E.L. Doctorow/RAGTIME

At the turn of the 20th century, several New York families intersect: a well-off WASP family in New Rochelle, a mysterious young black woman who moves in with them with her baby, a Lower East Side impoverished Jewish immigrant and his motherless daughter, and a slew of real historical characters (Emma Goldman, Harry Houdini, JP Morgan, and tons of others).

First published in 1975, Ragtime was an instant bestseller and the recipient of much critical acclaim. Since, it has consistently appeared on "Best Of" lists, including Modern Library's 100 Best Novels of the 20th Century (If this list means anything--Modern Library is a division of Random House, and it's interesting to note that Ragtime is not the only RH publication on it... Nevertheless, it's a list that's frequently bandied about.) I put it on my Fill-in-the-Gaps list because I saw it appearing on so many lists. It also came with tons of personal recommendations from friends.

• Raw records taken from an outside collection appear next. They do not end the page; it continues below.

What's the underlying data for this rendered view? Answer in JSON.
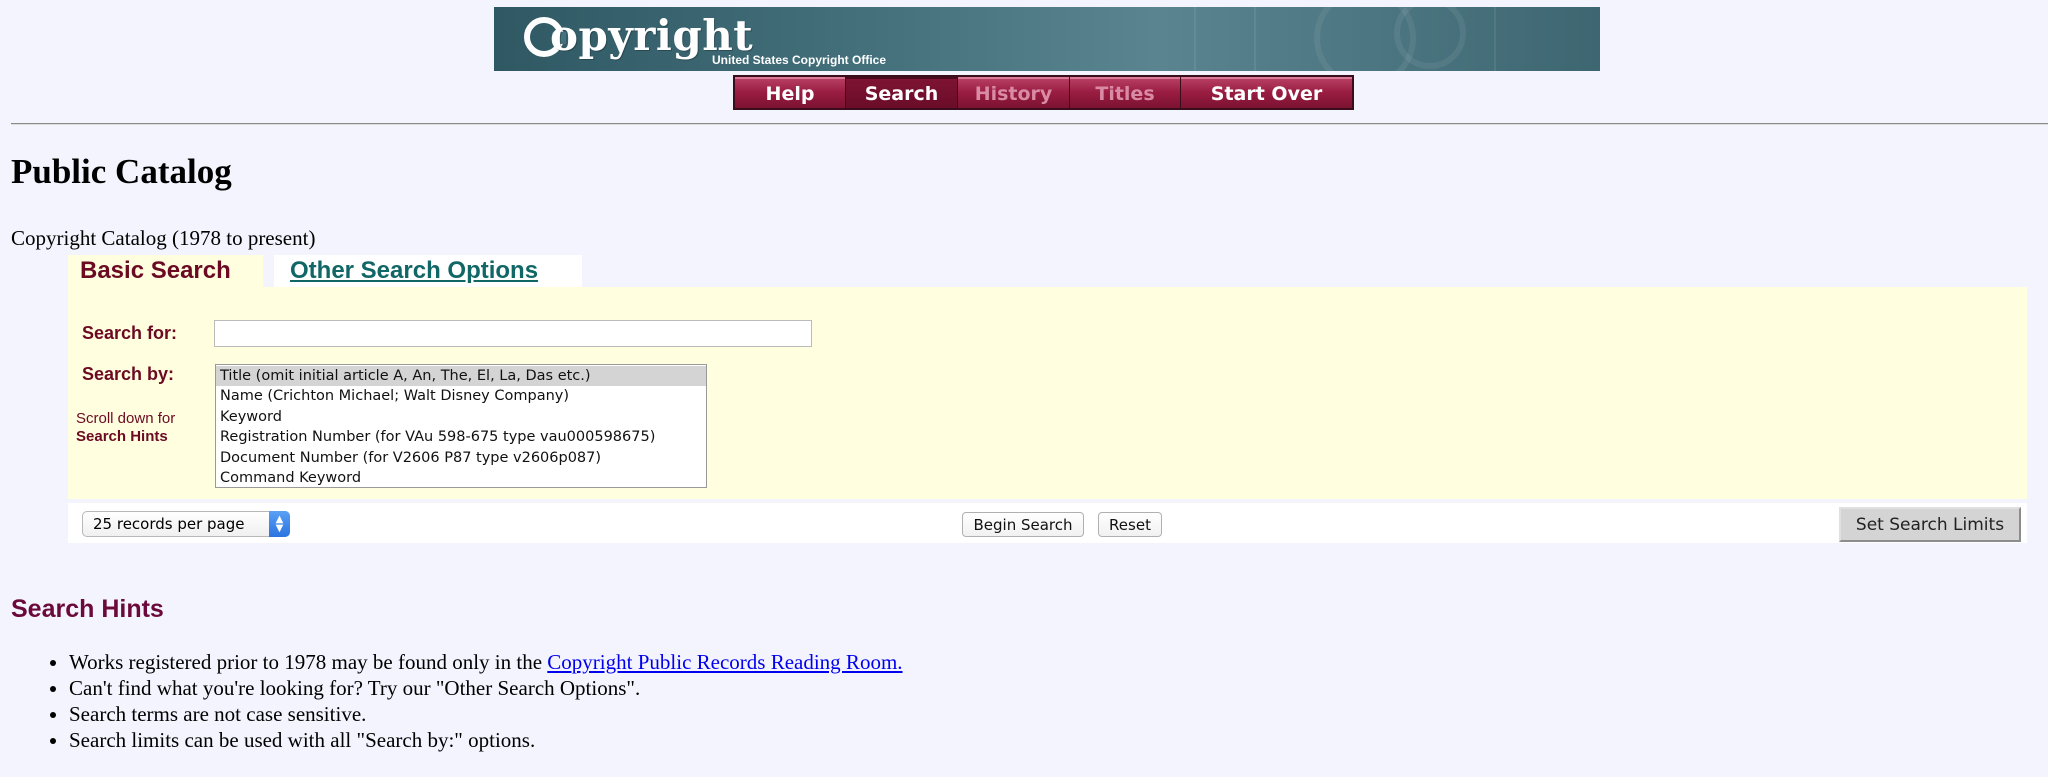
{
  "banner": {
    "logo_text": "opyright",
    "logo_subtitle": "United States Copyright Office"
  },
  "nav": {
    "items": [
      {
        "label": "Help",
        "state": "normal"
      },
      {
        "label": "Search",
        "state": "active"
      },
      {
        "label": "History",
        "state": "disabled"
      },
      {
        "label": "Titles",
        "state": "disabled"
      },
      {
        "label": "Start Over",
        "state": "normal"
      }
    ]
  },
  "page": {
    "title": "Public Catalog",
    "catalog": "Copyright Catalog (1978 to present)"
  },
  "tabs": {
    "basic": "Basic Search",
    "other": "Other Search Options"
  },
  "form": {
    "search_for_label": "Search for:",
    "search_for_value": "",
    "search_by_label": "Search by:",
    "hint_line1": "Scroll down for",
    "hint_line2": "Search Hints",
    "search_by_options": [
      "Title (omit initial article A, An, The, El, La, Das etc.)",
      "Name (Crichton Michael; Walt Disney Company)",
      "Keyword",
      "Registration Number (for VAu 598-675 type vau000598675)",
      "Document Number (for V2606 P87 type v2606p087)",
      "Command Keyword"
    ],
    "selected_index": 0,
    "records_per_page": "25 records per page",
    "begin_search": "Begin Search",
    "reset": "Reset",
    "set_limits": "Set Search Limits"
  },
  "hints": {
    "title": "Search Hints",
    "item1_text": "Works registered prior to 1978 may be found only in the ",
    "item1_link": "Copyright Public Records Reading Room.",
    "item2": "Can't find what you're looking for? Try our \"Other Search Options\".",
    "item3": "Search terms are not case sensitive.",
    "item4": "Search limits can be used with all \"Search by:\" options."
  },
  "colors": {
    "nav_maroon": "#9a1d42",
    "label_maroon": "#6b0a22",
    "panel_yellow": "#ffffe0",
    "tab_link_teal": "#116666",
    "page_bg": "#f4f4fe"
  }
}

I enjoyed this book, although I wish there had been more to it. In the end, I felt there were a lot of loose ends that I wish had been a little more deeply explored. I don't want to leave any spoilers, but there was a point where (for me, at least) one of the narratives overwhelmed all the others, and the end of the book didn't recover them. Maybe they just didn't matter. However, I really liked Doctorow's narrative style, which is plainspoken, unadorned. He packs in tons of history in a wonderfully readable way.

I find (strangely) I don't have a lot to say about it... Has anyone else read it? I'm supposed to be chatting about it on my blog on April 1, so if you have read it, please feel cordially invited to stop by then. Or you know, just tell me here.


Anonymous said...

Perhaps the fact that one narrative (Coalhouse Walker) seems to "take over" the latter section of the novel is Doctorow's not-so-subtle comment that the history of America is the history of race relations -- it overshadows everything else...

Lisa said...

I read this years and years ago so I can't speak about specifics but I loved it. I came away feeling very satisfied. I don't really care for a book that ties up all of the ends. And, I guess I loved the Coalhouse Walker story line so much that I was okay with how it was thrust to the forefront. Have you seen the movie? It's quite well done. Also there's a recent book about Evelyn Nesbitt that I bought but haven't gotten to read yet.